Toyota has reported a fall in vehicle sales for the first half of 2016 following a series of production stoppages which has left it flagging behind major rival Volkswagen (VW).

VW has become the world's top-selling carmaker in the first six months of 2016 as a result despite its emissions cheating scandal.

The company recently launched a program in the US to repair or buy back polluting US diesel vehicles and pay owners up to £7,500 under a £11bn deal to settle lawsuits stemming from its scandal. 

But Toyota, which also manufactures the Lexus and Daihatsu brands, said its global sales slid 0.6 per cent in January-June to 4.992 million vehicles worldwide, down from 5.021 million in the same period last year.

Having been the world's best-selling automaker for four consecutive years through 2015, Toyota has suffered this year from a hit to Japanese production after an earthquake in April damaged a plant operated by a key supplier, halting production at many of its lines across the country for weeks.

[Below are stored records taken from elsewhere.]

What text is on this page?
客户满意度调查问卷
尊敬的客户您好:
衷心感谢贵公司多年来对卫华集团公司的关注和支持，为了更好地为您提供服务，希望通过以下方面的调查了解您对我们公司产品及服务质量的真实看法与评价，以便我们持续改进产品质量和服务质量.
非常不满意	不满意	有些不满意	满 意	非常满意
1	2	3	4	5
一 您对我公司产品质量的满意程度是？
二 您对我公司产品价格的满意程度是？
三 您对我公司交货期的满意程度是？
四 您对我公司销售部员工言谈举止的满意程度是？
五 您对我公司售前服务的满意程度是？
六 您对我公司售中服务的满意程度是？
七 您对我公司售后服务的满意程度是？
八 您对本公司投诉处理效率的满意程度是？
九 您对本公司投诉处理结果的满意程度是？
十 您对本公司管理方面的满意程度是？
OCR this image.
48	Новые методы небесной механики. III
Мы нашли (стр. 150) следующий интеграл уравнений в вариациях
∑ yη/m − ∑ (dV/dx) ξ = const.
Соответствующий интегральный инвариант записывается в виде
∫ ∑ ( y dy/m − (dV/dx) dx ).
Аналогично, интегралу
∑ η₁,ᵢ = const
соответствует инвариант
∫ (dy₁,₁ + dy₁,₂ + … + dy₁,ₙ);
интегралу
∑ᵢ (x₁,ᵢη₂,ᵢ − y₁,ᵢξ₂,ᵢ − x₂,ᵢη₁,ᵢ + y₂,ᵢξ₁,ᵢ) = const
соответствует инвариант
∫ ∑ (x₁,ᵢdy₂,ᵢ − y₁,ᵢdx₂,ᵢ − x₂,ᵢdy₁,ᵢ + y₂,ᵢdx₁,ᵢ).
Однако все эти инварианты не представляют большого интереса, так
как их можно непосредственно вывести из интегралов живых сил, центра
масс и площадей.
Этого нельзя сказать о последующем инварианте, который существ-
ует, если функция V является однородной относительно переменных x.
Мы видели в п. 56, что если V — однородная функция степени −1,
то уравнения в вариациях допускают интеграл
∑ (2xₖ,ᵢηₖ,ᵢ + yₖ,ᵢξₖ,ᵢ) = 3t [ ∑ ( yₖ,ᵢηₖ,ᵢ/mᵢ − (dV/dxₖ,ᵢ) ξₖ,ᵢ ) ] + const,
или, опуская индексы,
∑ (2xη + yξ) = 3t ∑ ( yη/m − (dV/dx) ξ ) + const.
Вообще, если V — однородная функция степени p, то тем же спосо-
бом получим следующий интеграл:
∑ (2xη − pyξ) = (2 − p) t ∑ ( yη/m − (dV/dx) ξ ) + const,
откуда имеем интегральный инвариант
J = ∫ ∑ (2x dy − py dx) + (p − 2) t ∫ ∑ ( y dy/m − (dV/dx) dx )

Before that, production at domestic assembly plants ground to a halt for a week in February after an explosion at one of the automaker's steel suppliers led to a shortage of parts.

For the month of June, sales of Toyota vehicles, which include the Camry and Corolla sedans and the gasoline hybrid Prius, fell 1.1 per cent on the year to 881,000.

It has also been forced to recall 3.37 million cars worldwide this year over concerns about possible defects involving airbags and emissions control units. 

Meanwhile VW has said that it has delivered 5.116 million vehicles in the first half of 2016, representing a rise of 1.5 per cent.

VW's sales have so far not suffered too badly from its scandal after it admitted in September that it installed illegal software to mask toxic emissions on about 11 million diesel vehicles worldwide.

Although the emissions scandal has tarnished its reputation and triggered a multitude of lawsuits, VW has maintained sales in part by offering incentives to buyers in the United States and other markets while it repositions its business by investing in electric cars and on-demand transport services.